Thanks to Aaron for the following photos!
After wearing ourselves out on the cliffs, Rich, Aaron and I still wanted to fit in a short hike up to Millbrook Ridge. We left our climbing pals around 5:00pm and hiked to a spot near the HAVENS benchmark we’d found last September. We just sat, talked and took photos while trying to catch the last of the sun’s rays and stay warm in the chilly breeze.
Our dinner was a tasty Thai feast at Lemongrass. We devoured delicious Shrimp Spring Rolls before starting on our entrees (Yum Duck for Aaron; rice noodles with chicken, shrimp and Chinese broccoli for me; and hot basil chicken for Rich). Dave couldn’t stop talking about Admiral Byrd’s snow cruiser! We had a quick, sleepy ride home.
Sunday, 16 April:
Sometime overnight or in the early morning, Rich suggested a route starting at the Anthony Wayne Recreation Area (part of Harriman State Park) and I agreed to it. Rich’s summary, to follow, is excellent and I have little to add except a precise description of our route.

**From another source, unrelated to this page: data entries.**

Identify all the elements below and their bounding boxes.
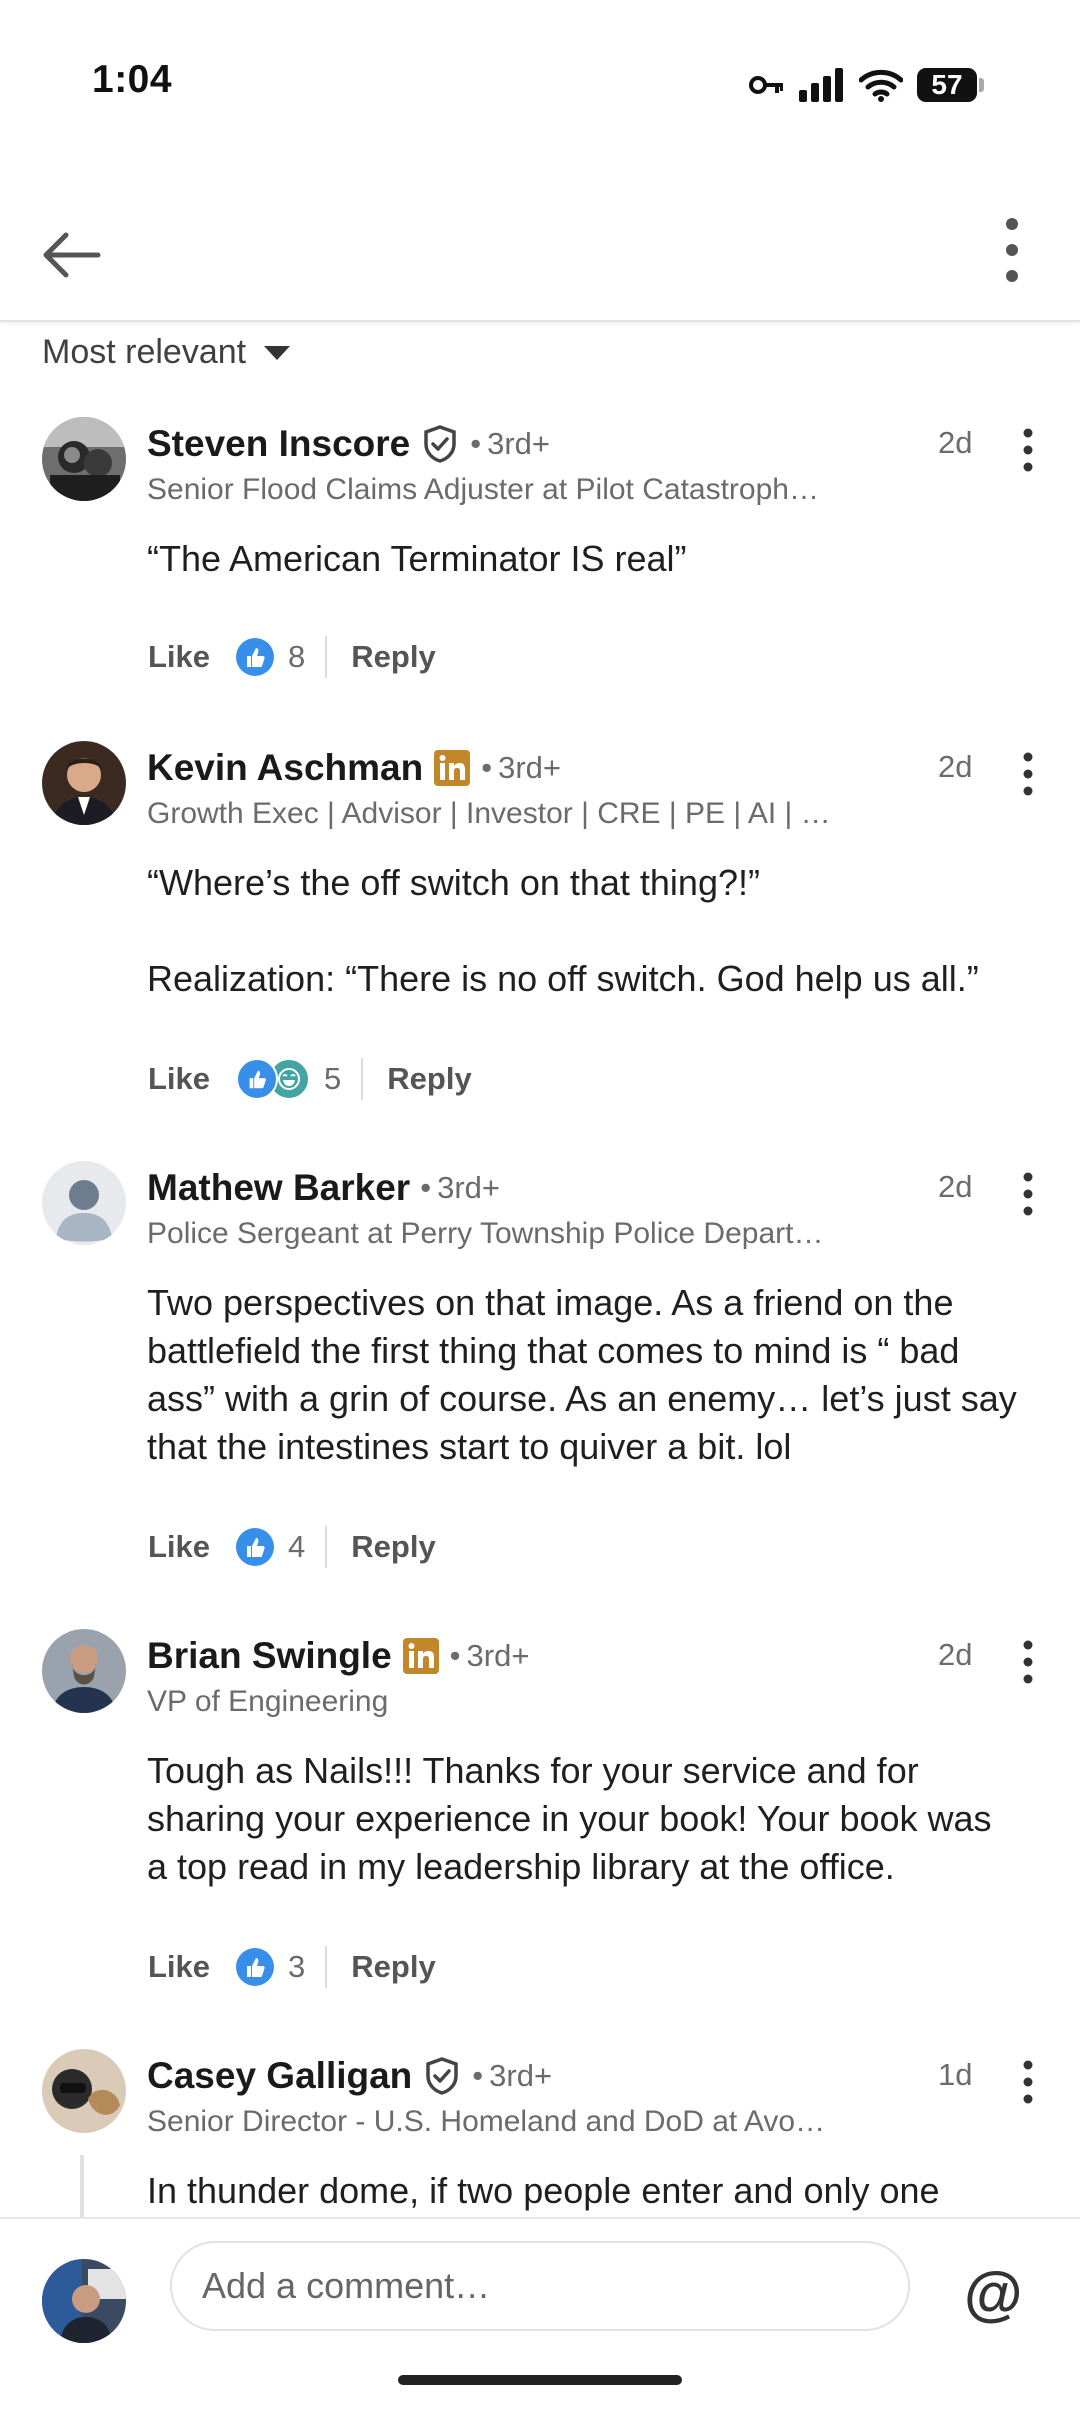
comment-time: 2d [938, 1637, 973, 1672]
more-vertical-icon [1023, 1640, 1033, 1684]
connection-degree: • 3rd+ [420, 1170, 500, 1205]
more-vertical-icon [1023, 2060, 1033, 2104]
linkedin-premium-icon [433, 749, 471, 787]
like-reaction-icon [236, 1058, 279, 1100]
connection-degree: • 3rd+ [449, 1638, 530, 1673]
avatar[interactable] [42, 417, 126, 501]
wifi-icon [859, 69, 903, 102]
linkedin-premium-icon [402, 1637, 440, 1675]
connection-degree: • 3rd+ [470, 426, 551, 461]
at-icon: @ [964, 2260, 1023, 2327]
like-reaction-icon [236, 1948, 275, 1986]
status-time: 1:04 [92, 58, 173, 101]
author-name[interactable]: Brian Swingle [147, 1635, 392, 1677]
status-icons: 57 [749, 62, 984, 108]
mention-button[interactable]: @ [964, 2259, 1023, 2328]
comment-text: “The American Terminator IS real” [147, 538, 687, 579]
comment-more-button[interactable] [1010, 749, 1046, 799]
sort-dropdown[interactable]: Most relevant [42, 330, 291, 374]
status-bar: 1:04 57 [0, 0, 1080, 170]
reaction-count[interactable]: 3 [288, 1949, 305, 1985]
thread-line [80, 2155, 84, 2217]
like-button[interactable]: Like [148, 1529, 210, 1565]
like-button[interactable]: Like [148, 1061, 210, 1097]
author-headline: VP of Engineering [147, 1685, 389, 1718]
author-headline: Growth Exec | Advisor | Investor | CRE |… [147, 797, 831, 830]
comment-more-button[interactable] [1010, 2057, 1046, 2107]
author-name[interactable]: Steven Inscore [147, 423, 410, 465]
home-indicator[interactable] [398, 2375, 682, 2385]
author-name[interactable]: Kevin Aschman [147, 747, 423, 789]
comment-actions: Like 3 Reply [148, 1943, 436, 1991]
comment-more-button[interactable] [1010, 1169, 1046, 1219]
comment-text: Tough as Nails!!! Thanks for your servic… [147, 1750, 992, 1887]
more-vertical-icon [1023, 752, 1033, 796]
comment-time: 1d [938, 2057, 973, 2092]
sort-label: Most relevant [42, 332, 247, 371]
avatar[interactable] [42, 2049, 126, 2133]
verified-icon [420, 424, 460, 464]
comment-text: “Where’s the off switch on that thing?!”… [147, 862, 979, 999]
avatar[interactable] [42, 741, 126, 825]
arrow-left-icon [43, 232, 101, 278]
author-headline: Senior Director - U.S. Homeland and DoD … [147, 2105, 826, 2138]
more-vertical-icon [1006, 218, 1018, 282]
reply-button[interactable]: Reply [387, 1061, 471, 1097]
comment-actions: Like 8 Reply [148, 633, 436, 681]
comment-time: 2d [938, 425, 973, 460]
author-name[interactable]: Casey Galligan [147, 2055, 412, 2097]
connection-degree: • 3rd+ [481, 750, 561, 785]
reply-button[interactable]: Reply [351, 1529, 435, 1565]
comment-input[interactable]: Add a comment… [170, 2241, 910, 2331]
like-button[interactable]: Like [148, 1949, 210, 1985]
battery-level: 57 [917, 68, 977, 102]
comment-more-button[interactable] [1010, 425, 1046, 475]
verified-icon [422, 2056, 462, 2096]
battery-icon: 57 [917, 68, 984, 102]
comment-text: Two perspectives on that image. As a fri… [147, 1282, 1017, 1467]
connection-degree: • 3rd+ [472, 2058, 553, 2093]
my-avatar[interactable] [42, 2259, 126, 2343]
more-options-button[interactable] [982, 210, 1042, 290]
avatar[interactable] [42, 1161, 126, 1245]
key-icon [749, 76, 783, 94]
author-headline: Police Sergeant at Perry Township Police… [147, 1217, 824, 1250]
caret-down-icon [264, 346, 291, 360]
comment-actions: Like 5 Reply [148, 1055, 472, 1103]
author-headline: Senior Flood Claims Adjuster at Pilot Ca… [147, 473, 819, 506]
reaction-count[interactable]: 4 [288, 1529, 305, 1565]
reply-button[interactable]: Reply [351, 639, 435, 675]
like-button[interactable]: Like [148, 639, 210, 675]
back-button[interactable] [38, 220, 108, 290]
more-vertical-icon [1023, 428, 1033, 472]
reply-button[interactable]: Reply [351, 1949, 435, 1985]
author-name[interactable]: Mathew Barker [147, 1167, 410, 1209]
avatar[interactable] [42, 1629, 126, 1713]
like-reaction-icon [236, 1528, 275, 1566]
comment-text: In thunder dome, if two people enter and… [147, 2170, 940, 2211]
signal-icon [799, 68, 843, 102]
more-vertical-icon [1023, 1172, 1033, 1216]
reaction-count[interactable]: 5 [324, 1061, 341, 1097]
comment-more-button[interactable] [1010, 1637, 1046, 1687]
reaction-count[interactable]: 8 [288, 639, 305, 675]
app-header [0, 170, 1080, 322]
like-reaction-icon [236, 638, 275, 676]
comment-time: 2d [938, 749, 973, 784]
comment-time: 2d [938, 1169, 973, 1204]
comment-actions: Like 4 Reply [148, 1523, 436, 1571]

After spending a very splendid, enjoyable and memorable Easter Saturday climbing, hiking, eating and chatting, Z! and I reasoned that we needed an easy "rest day" for Sunday, but actually doing something other than lounging around the house. A short hike seemed just like what the doctor would order, so after returning home from the ‘Gunks that night I flipped through the "50 Hikes" guidebook you guys gave me for Xmas and picked out what appeared to be about right: a hike in the Hudson Highlands (now one of our favorite places) of just under 5 miles. At 8:30am (Oh, yes … we did cheat a little and slept in somewhat!) we headed out on I-84 east, arriving at Anthony Wayne Recreation Area around 10:15am. The sun was already shining brightly and the temps were beginning to creep up into the mid-50s. All in all, these were the makings of another gorgeous day, if maybe a bit cooler than Saturday.

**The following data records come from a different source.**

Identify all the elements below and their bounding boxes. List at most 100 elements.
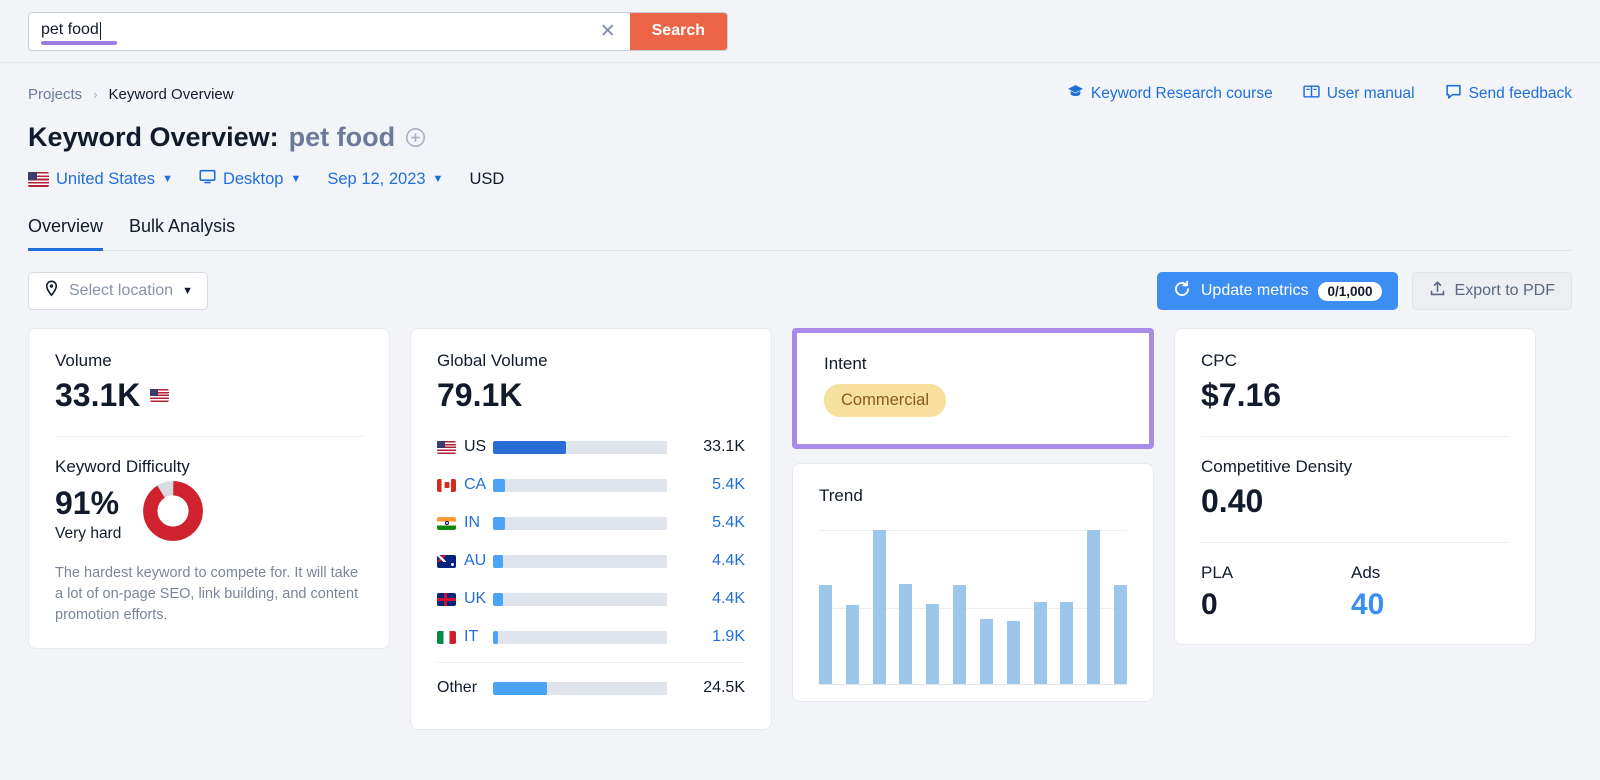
volume-bar-fill	[493, 554, 504, 568]
export-pdf-label: Export to PDF	[1454, 282, 1555, 299]
breadcrumb-projects[interactable]: Projects	[28, 86, 82, 103]
global-volume-label: Global Volume	[437, 351, 548, 370]
volume-bar-fill	[493, 630, 499, 644]
country-code-label: CA	[464, 476, 487, 493]
user-manual-link[interactable]: User manual	[1303, 83, 1415, 105]
other-volume-value: 24.5K	[703, 679, 745, 696]
keyword-difficulty-description: The hardest keyword to compete for. It w…	[55, 565, 359, 624]
keyword-difficulty-rating: Very hard	[55, 524, 122, 542]
list-item: IT 1.9K	[437, 618, 745, 656]
cpc-column: CPC $7.16 Competitive Density 0.40 PLA 0…	[1174, 328, 1536, 645]
country-volume-value[interactable]: 1.9K	[683, 628, 745, 646]
country-filter[interactable]: United States ▼	[28, 170, 173, 189]
country-volume-value[interactable]: 5.4K	[683, 514, 745, 532]
global-volume-column: Global Volume 79.1K US 33.1K CA 5.4K IN …	[410, 328, 772, 730]
country-code-label: UK	[464, 590, 487, 607]
country-code-in[interactable]: IN	[437, 514, 493, 532]
us-flag-icon	[28, 171, 49, 187]
country-code-label: IT	[464, 628, 479, 645]
toolbar-actions: Update metrics 0/1,000 Export to PDF	[1156, 272, 1572, 310]
keyword-difficulty-label: Keyword Difficulty	[55, 457, 190, 476]
trend-bar	[845, 605, 859, 684]
trend-bar	[926, 603, 940, 684]
other-label: Other	[437, 679, 478, 696]
search-input[interactable]: pet food	[29, 13, 586, 50]
speech-bubble-icon	[1445, 83, 1462, 105]
us-flag-icon	[437, 440, 456, 454]
ads-label: Ads	[1351, 563, 1381, 582]
trend-bar	[1006, 620, 1020, 684]
intent-card-highlight: Intent Commercial	[792, 328, 1154, 449]
update-metrics-label: Update metrics	[1200, 282, 1309, 299]
chevron-down-icon: ▼	[290, 173, 302, 185]
help-links: Keyword Research course User manual Send…	[1067, 83, 1572, 105]
volume-bar-fill	[493, 681, 547, 695]
country-code-it[interactable]: IT	[437, 628, 493, 646]
page-title: Keyword Overview: pet food	[28, 122, 1572, 153]
book-icon	[1303, 83, 1320, 105]
au-flag-icon	[437, 554, 456, 568]
country-filter-label: United States	[56, 169, 156, 188]
search-button[interactable]: Search	[629, 12, 727, 50]
cpc-value: $7.16	[1201, 377, 1282, 413]
list-item-other: Other 24.5K	[437, 669, 745, 707]
volume-bar-track	[493, 592, 667, 606]
cpc-label: CPC	[1201, 351, 1237, 370]
card-divider	[1201, 542, 1509, 543]
it-flag-icon	[437, 630, 456, 644]
device-filter[interactable]: Desktop ▼	[199, 168, 301, 190]
country-volume-value[interactable]: 4.4K	[683, 552, 745, 570]
send-feedback-link[interactable]: Send feedback	[1445, 83, 1572, 105]
country-code-uk[interactable]: UK	[437, 590, 493, 608]
search-box[interactable]: pet food ✕ Search	[28, 11, 728, 51]
page-title-keyword: pet food	[288, 122, 396, 152]
location-select[interactable]: Select location ▼	[28, 272, 208, 310]
date-filter-label: Sep 12, 2023	[327, 169, 426, 188]
list-item: UK 4.4K	[437, 580, 745, 618]
metrics-cards: Volume 33.1K Keyword Difficulty 91% Very…	[28, 328, 1572, 730]
pla-label: PLA	[1201, 563, 1234, 582]
pla-block: PLA 0	[1201, 563, 1351, 622]
text-caret	[99, 22, 101, 40]
filters-row: United States ▼ Desktop ▼ Sep 12, 2023 ▼…	[28, 168, 1572, 190]
global-volume-list: US 33.1K CA 5.4K IN 5.4K AU 4.4K UK 4.4K…	[437, 428, 745, 707]
clear-icon[interactable]: ✕	[586, 13, 630, 50]
update-metrics-badge: 0/1,000	[1318, 281, 1382, 301]
country-code-ca[interactable]: CA	[437, 476, 493, 494]
trend-bar	[1087, 530, 1101, 684]
volume-label: Volume	[55, 351, 112, 370]
export-pdf-button[interactable]: Export to PDF	[1411, 272, 1572, 310]
volume-bar-track	[493, 554, 667, 568]
country-volume-value[interactable]: 4.4K	[683, 590, 745, 608]
competitive-density-label: Competitive Density	[1201, 457, 1353, 476]
list-item: IN 5.4K	[437, 504, 745, 542]
country-code-label: IN	[464, 514, 480, 531]
tab-bulk-analysis[interactable]: Bulk Analysis	[129, 216, 235, 251]
card-divider	[55, 436, 363, 437]
update-metrics-button[interactable]: Update metrics 0/1,000	[1156, 272, 1398, 310]
send-feedback-label: Send feedback	[1468, 85, 1572, 102]
volume-bar-track	[493, 681, 667, 695]
monitor-icon	[199, 168, 216, 190]
tab-overview[interactable]: Overview	[28, 216, 104, 251]
plus-circle-icon[interactable]	[405, 127, 426, 148]
volume-bar-track	[493, 478, 667, 492]
card-divider	[1201, 436, 1509, 437]
global-volume-value: 79.1K	[437, 377, 523, 413]
trend-card: Trend	[792, 463, 1154, 702]
country-volume-value: 33.1K	[703, 438, 745, 455]
keyword-difficulty-text: 91% Very hard	[55, 485, 121, 543]
keyword-difficulty-percent: 91%	[55, 484, 120, 521]
list-item: AU 4.4K	[437, 542, 745, 580]
intent-badge[interactable]: Commercial	[824, 384, 947, 417]
keyword-research-course-link[interactable]: Keyword Research course	[1067, 83, 1273, 105]
trend-chart	[819, 530, 1127, 685]
user-manual-label: User manual	[1326, 85, 1415, 102]
ads-value[interactable]: 40	[1351, 588, 1501, 622]
intent-trend-column: Intent Commercial Trend	[792, 328, 1154, 702]
country-code-au[interactable]: AU	[437, 552, 493, 570]
chevron-down-icon: ▼	[182, 285, 193, 297]
country-volume-value[interactable]: 5.4K	[683, 476, 745, 494]
date-filter[interactable]: Sep 12, 2023 ▼	[327, 170, 443, 189]
list-divider	[437, 662, 745, 663]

This hike turned out to be much more significant than we had expected. First of all it was awesome! It had everything: it formed a loop so there were hardly any repeat trails; the trails, the terrain, and the scenery are extremely varied (this is the time of year to go when the trees are still bare) with plenty of rugged and intense climbs and a nice reprieve on an easier woods roads (XC ski trail) thrown in for good measure; numerous overlooks and plenty of open views along the ridge; fun rock scrambles, and much, much more than I could relate in a brief e-mail. At the end we felt as though the entire hike was longer than had been described! We felt nicely "whipped" on the drive over to a Friday’s restaurant in a nearby mall, where the Guinness on tap was, oh!, so welcomed!!!
From the decrepit parking lot we followed the Anthony Wayne Trail northeast to its intersection with the Fawn and Timp-Torne Trails. We took the Fawn Trail east toward the A-T, on the way spying the Perkins Memorial Tower on Bear Mountain to the north. We made a note to visit the tower and check out any nearby survey marks soon! A short hop on the A-T and we were branching off again onto the long, open, winding Doodletown Bridle Path, a former Doodletown "highway" that’s now maintained for skiing. We gained some elevation as we hiked the road, but it wasn’t till we merged onto the yellow-blazed Suffern-Bear Mountain Trail that the serious climbing began. The trail led us on a steep, lengthy ascent up to the summit of West Mountain and being out of shape from the Winter, we were definitely "suffern".
Shortly after reaching the less-than-impressive summit, we came to a ledge with a nice view of the valley, nearby mountains, and the river in the distance. (The ledge was already occupied by a couple from Brooklyn, but we waited them out and soon claimed it for ourselves.) After a snack and a brief but relaxing rest, we continued southwest to the T-intersection with the Timp-Torne Trail. Turning right (northwest) took us to the most constently level, and outstanding, portion of our hike. We were hiking along the western ridge of West Mountain, on open rock ledges with wide views allowing us to see as far south as New York City! This trail continued northwest, featuring some tricky rock scrambling and a surprise "lemon squeezer" along the way, to the intersection of the Fawn and Anthony Wayne Trails, where we had begun our hike.